Narrow distribution silica gels of varying particle size and
porosity, as supplied by A.E.R.E. Harwell, have been packed into
columns. Efficiencies of permeating and non-permeating polystyrenes
determined with this HPGPC instrument gave an assessment
of chromatogram broadening due to mass transfer as a function of
eluent flow rate and polystyrene molecular weight. The results
show that fast separations can be obtained in several minutes and
that the most precise measurements of polydispersity are accomplished at very slow rates. A further assessment of chromatogram
broadening was made by deactivating the surface of the silica
particles with a hydrophilic bonded phase and examining the column
efficiency and polydispersity of proteins in aqueous buffer.
Results show that even after surface modification the composition
of the aqueous eluent used must be adjusted, e.g. by careful
selection of pH and ionic strength, to minimize interactions.

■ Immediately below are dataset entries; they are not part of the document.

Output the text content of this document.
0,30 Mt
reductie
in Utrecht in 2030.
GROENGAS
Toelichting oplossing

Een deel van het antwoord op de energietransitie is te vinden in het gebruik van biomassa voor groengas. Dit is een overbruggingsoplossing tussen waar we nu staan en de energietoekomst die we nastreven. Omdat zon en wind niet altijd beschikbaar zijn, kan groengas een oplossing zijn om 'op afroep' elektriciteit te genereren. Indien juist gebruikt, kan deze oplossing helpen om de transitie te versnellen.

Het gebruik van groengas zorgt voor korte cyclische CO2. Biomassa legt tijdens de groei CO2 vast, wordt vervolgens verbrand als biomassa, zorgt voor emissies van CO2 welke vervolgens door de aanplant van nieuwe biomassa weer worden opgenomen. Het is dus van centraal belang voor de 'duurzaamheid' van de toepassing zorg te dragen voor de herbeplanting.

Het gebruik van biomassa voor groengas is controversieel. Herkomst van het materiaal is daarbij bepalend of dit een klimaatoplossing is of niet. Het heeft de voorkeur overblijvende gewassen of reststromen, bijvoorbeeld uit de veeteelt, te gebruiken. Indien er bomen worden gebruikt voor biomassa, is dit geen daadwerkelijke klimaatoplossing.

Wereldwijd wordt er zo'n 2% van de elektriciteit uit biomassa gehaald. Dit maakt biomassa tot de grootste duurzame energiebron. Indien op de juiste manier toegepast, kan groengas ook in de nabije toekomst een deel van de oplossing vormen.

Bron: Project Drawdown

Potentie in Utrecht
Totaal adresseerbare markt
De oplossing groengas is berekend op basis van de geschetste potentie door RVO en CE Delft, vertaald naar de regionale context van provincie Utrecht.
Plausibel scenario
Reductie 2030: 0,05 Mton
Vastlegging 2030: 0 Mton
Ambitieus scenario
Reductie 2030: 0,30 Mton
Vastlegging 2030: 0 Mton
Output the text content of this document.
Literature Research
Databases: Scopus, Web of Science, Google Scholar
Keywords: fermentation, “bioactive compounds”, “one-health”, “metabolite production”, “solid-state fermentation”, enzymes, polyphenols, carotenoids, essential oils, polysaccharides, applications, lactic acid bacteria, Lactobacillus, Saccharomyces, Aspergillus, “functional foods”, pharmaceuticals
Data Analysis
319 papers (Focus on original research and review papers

When interactions occur, they can be explained in terms of a
thermodynamic representation of a mixed mechanism. A comparison
of retention data for proteins, which do not participate in
interaction effects with the stationary phase, dextrans, which are
considered as "non-ionic" macromolecules, and polystyrenes suggest
that solute diameter is a reasonable universal size parameter for
the representation of macromolecules separating by a steric
exclusion mechanism operating close to equilibrium conditions.
A Doctoral Thesis. Submitted in partial fulfilment of the requirements for the award of Doctor of Philosophy of Loughborough University.